E’ accusata di aver ucciso il suo amante, esponente del clan dei casalesi ammazzato ad Aversa il 19 ottobre del 2018 all’interno di una Fiat Panda parcheggiata nell’area di servizio del distributore Agip di viale Europa ad Aversa. E’ stata raggiunta da ordinanza di custodia cautelare in carcere Rita Mango, sorella del ras di Miano Luigi ‘o mohicano e soprattutto moglie di Valerio Nappello, esponente di primo piano della malavita dell’area nord. Per la Procura è stata lei ad uccidere Nicola Picone ‘o minorenne, ras emergente dei casalesi.

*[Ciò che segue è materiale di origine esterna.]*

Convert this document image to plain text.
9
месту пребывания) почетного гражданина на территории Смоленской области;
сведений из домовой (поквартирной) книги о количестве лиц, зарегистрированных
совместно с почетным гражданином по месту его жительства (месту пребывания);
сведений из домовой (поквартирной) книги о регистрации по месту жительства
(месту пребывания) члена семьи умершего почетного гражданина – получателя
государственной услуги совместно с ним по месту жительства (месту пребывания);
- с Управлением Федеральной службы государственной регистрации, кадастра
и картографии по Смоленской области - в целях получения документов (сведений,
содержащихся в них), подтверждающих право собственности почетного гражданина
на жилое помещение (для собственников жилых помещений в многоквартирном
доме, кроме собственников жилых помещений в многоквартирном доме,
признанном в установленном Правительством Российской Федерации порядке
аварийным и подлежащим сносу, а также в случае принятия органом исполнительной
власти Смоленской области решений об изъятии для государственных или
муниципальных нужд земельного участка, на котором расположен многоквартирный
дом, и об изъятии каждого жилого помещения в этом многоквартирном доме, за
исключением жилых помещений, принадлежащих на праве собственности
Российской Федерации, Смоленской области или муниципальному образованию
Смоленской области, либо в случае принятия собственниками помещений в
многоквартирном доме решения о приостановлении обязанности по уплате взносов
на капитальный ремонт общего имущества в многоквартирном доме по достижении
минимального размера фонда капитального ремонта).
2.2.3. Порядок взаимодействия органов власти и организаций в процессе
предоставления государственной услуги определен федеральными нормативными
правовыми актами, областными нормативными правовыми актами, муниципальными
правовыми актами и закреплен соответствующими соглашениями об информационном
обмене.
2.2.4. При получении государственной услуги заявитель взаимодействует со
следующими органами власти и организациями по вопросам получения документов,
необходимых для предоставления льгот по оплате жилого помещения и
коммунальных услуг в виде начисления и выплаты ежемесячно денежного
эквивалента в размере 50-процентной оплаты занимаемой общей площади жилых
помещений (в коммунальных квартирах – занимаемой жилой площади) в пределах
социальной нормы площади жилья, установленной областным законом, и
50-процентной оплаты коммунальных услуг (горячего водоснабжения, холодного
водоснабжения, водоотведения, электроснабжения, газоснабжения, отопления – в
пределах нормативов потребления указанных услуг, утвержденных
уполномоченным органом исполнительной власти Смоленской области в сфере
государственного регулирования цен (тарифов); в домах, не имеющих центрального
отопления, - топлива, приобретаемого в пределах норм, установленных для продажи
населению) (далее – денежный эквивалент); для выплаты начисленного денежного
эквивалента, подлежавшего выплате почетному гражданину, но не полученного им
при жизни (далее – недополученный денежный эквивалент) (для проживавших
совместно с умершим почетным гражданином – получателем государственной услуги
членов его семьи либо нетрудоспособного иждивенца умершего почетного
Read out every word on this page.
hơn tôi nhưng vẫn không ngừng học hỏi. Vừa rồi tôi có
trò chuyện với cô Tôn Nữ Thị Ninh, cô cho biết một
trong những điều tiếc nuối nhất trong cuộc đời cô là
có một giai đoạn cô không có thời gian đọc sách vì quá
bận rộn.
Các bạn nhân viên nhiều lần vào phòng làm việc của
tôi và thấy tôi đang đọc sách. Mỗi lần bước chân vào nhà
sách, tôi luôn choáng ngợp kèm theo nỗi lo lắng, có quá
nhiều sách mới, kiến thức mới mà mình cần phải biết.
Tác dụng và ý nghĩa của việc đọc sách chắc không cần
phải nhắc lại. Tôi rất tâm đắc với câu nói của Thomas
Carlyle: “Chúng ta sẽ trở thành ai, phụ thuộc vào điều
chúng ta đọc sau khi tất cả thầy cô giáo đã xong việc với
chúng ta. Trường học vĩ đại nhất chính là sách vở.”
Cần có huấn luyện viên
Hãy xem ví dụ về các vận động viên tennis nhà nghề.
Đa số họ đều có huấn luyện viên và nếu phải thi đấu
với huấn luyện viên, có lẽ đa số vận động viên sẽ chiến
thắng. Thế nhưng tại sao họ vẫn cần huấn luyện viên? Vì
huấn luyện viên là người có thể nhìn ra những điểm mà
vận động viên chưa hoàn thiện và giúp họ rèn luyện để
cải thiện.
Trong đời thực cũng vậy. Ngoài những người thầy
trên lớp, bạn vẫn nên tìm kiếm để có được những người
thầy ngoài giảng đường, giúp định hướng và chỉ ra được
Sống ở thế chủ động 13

Una vicenda che ha dato vita ad hn vero e proprio ‘caso’ giudiziario: giá alcuni mesi fa la Procura distrettuale antimafia di Napoli aveva chiesto l’emissione di un’ordinanza di custodia cautelare a carico della donna ma in quel caso il gip aveva respinto la richiesta. La Procura peró è andata dritta per la propria strada e dopo una nuova richiesta al Riesame è arrivato il via libera. Il provvedimento restrittivo costituisce cosí il risultato di un’attività investigativa coordinata dalla Procura della Repubblica di Napoli – Direzione Distrettuale Antimafia, che ha consentito di ritenere che Nicola Picone è stato ucciso dalla donna per motivi passionali, in quanto aveva deciso di troncare la loro relazione extraconiugale ed anche economici, poiché la donna aveva accertato che l’amante aveva sottratto ingenti somme di denaro dalla società di noleggio auto, aperta dal marito per riciclare il denaro e alimentare così le casse del clan.